Goro should probably tell him that it's a Wednesday and he felt so bad for Akira with all his friends abroad and barely anyone free to go drinking on a Wednesday for his birthday, but Akira's breathing is deep under Goro's hands, his hair is wrecked, and there's the smell of vomit in the air because Akira's face is maybe too close. "I don't mind," says Goro instead without thinking.
"Yeah, you do."
"Okay, I do," says Goro. "But it's fine because—"
—because it's you, Goro almost says, and successfully bites off before he can say it. He lost the right to say those kinds of things; and if he hadn't, he wouldn't be saying it now, here, in a alleyway covered in vomit. Akira frowns. Goro takes a breath. His hand is still on Akira's back. Akira swaying where he's standing, their legs almost touching. Goro scrambles around for something else to say: "I would never say no if you showed your weaknesses to me."

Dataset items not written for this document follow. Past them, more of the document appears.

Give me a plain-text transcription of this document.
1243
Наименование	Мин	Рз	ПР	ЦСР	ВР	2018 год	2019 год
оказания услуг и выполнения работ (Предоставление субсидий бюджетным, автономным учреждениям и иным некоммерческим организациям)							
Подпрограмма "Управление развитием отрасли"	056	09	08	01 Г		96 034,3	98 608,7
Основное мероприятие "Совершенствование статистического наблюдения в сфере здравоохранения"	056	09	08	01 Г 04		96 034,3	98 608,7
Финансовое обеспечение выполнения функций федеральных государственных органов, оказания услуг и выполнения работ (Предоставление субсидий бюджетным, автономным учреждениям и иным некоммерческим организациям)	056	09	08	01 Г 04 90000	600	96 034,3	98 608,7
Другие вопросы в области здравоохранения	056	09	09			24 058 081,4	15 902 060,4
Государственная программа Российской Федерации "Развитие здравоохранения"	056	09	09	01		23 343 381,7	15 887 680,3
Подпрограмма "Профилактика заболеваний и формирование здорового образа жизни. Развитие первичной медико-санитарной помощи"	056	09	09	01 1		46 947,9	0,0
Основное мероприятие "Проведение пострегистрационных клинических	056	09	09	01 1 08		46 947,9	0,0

There's half a moment of surprise on Akira's face, and then another half a moment in which Goro reflects that maybe he himself is drunker than he really expected, when—"Hey, Akira!" Ryuji calls, barreling back into the alleyway, jangling a plastic bag full of more plastic.
Goro nearly jumps out of his skin and snatches his hand away.
Ryuji stops, staring at the two of them standing four feet apart, Goro's hands very pointedly at his own sides. "Hey, uh... you guys good?"
"Yep," says Akira.
Goro clears his throat. "Get on with it, Sakamoto. I'm calling a cab to get us all home," he announces, and strides out of the alleyway, already pulling out his phone.
"No, seriously, you alright?" says Ryuji's voice behind him. When Goro turns around, Akira's eyes are illuminated in the dark like a cat's, tracking Goro's escape.
"I'm fine, Ryuji," says Akira again, like he always does.
Goro turns away quickly. The hand he'd rested on Akira's back, even through his glove, is still warm.
There’s definitely thrown-up burger bits on Goro’s shoes, though. Goro sighs, and calls the cab.